Artists: Johnson Tsang

Ceramic Art
Born in Hong Kong in 1960, artist Johnson Tsang employs realist sculptural techniques accompanied by his incredible surrealist imagination. Tsang pushes the boundaries of the viewer’s imagination. In Tsang’s magical realism, he is able to see each object with a new soul and function and does not rest until he has finally extracted it. After being familiar with the world as it is seen through Tsang’s eyes, we step into a new creative hemisphere, he adds a sort of beauty and an unforgettable meaning to everyday objects, constantly reinvented in his anthropomorphic sculptures. He takes them to a whole new existential level in a surreal, fantastic and magical manner, one that invites us to dream. Tsang’s porcelains are provocative, they challenge us and they have an irreverent stance. His sculptures convey this sensation in which they seem to be able to shape themselves and the metamorphic and anthropomorphic character is yet again displayed with full intensity in which the energy and movement are almost always present. They make us step into their inner and sensorial world, takes us to their passiveness and inner silence. A frequent feeling of pain, oppression or being crushed is also evident.
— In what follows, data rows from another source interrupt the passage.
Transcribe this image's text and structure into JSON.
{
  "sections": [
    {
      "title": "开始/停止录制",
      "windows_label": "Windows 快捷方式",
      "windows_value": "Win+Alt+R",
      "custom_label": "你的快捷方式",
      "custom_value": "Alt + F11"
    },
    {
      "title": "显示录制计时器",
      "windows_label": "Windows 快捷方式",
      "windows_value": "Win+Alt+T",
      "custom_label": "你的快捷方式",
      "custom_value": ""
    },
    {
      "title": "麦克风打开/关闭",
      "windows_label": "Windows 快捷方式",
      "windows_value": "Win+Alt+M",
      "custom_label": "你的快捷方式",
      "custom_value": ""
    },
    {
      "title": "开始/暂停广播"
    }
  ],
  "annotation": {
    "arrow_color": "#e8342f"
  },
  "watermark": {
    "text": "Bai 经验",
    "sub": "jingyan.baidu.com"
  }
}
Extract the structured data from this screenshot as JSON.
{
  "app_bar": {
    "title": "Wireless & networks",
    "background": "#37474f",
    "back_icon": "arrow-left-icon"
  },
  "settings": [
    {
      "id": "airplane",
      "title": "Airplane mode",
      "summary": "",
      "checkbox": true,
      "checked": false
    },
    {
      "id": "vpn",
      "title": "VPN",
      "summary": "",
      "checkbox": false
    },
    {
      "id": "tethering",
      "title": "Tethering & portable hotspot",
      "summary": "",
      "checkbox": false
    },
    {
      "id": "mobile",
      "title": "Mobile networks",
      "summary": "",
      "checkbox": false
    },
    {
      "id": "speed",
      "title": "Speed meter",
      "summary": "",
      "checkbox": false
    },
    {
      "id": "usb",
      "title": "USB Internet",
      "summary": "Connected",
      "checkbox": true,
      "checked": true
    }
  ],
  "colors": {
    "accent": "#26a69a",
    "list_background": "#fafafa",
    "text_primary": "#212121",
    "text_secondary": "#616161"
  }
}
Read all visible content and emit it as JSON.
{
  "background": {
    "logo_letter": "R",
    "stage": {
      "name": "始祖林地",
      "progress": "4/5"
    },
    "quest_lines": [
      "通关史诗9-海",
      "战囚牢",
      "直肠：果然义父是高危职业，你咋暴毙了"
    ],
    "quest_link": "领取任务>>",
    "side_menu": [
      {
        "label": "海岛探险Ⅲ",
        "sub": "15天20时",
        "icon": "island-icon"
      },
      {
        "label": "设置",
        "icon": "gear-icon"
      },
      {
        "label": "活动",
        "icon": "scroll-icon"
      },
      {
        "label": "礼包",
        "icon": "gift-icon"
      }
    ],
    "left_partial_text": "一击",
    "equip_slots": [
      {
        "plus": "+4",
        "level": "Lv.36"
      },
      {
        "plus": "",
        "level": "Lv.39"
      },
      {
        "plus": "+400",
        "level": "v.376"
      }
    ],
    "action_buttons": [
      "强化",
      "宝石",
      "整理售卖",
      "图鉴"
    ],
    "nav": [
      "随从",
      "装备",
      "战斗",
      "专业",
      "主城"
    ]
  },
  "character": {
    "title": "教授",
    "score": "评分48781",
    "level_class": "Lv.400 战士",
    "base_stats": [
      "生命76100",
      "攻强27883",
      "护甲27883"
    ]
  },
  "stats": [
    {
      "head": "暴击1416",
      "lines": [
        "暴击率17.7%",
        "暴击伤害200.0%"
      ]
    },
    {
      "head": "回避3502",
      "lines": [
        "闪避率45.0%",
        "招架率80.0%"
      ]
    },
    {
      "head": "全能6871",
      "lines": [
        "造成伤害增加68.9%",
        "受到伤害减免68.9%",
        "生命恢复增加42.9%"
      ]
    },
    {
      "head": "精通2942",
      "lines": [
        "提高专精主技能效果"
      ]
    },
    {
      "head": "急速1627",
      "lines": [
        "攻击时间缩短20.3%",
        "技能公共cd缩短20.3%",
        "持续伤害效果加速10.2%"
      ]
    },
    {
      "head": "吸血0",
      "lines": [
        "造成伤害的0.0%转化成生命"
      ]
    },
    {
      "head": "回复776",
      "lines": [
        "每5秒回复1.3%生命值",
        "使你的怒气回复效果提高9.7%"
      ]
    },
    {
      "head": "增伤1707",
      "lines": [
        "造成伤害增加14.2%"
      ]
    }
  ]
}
In the series of babies Tsang depicts a playful world that is intensively fun and cartoonish, in which the babies’ big faces underline their traits and emotions. The babies show an evident disbelief towards the world and the beings around them, as if they aren’t able to see themselves abiding by this world’s laws. Creativity never ends, Tsang has a surrealist imagination which never becomes complacent, developing instead new techniques which give us innovative and unexpected approaches at all times.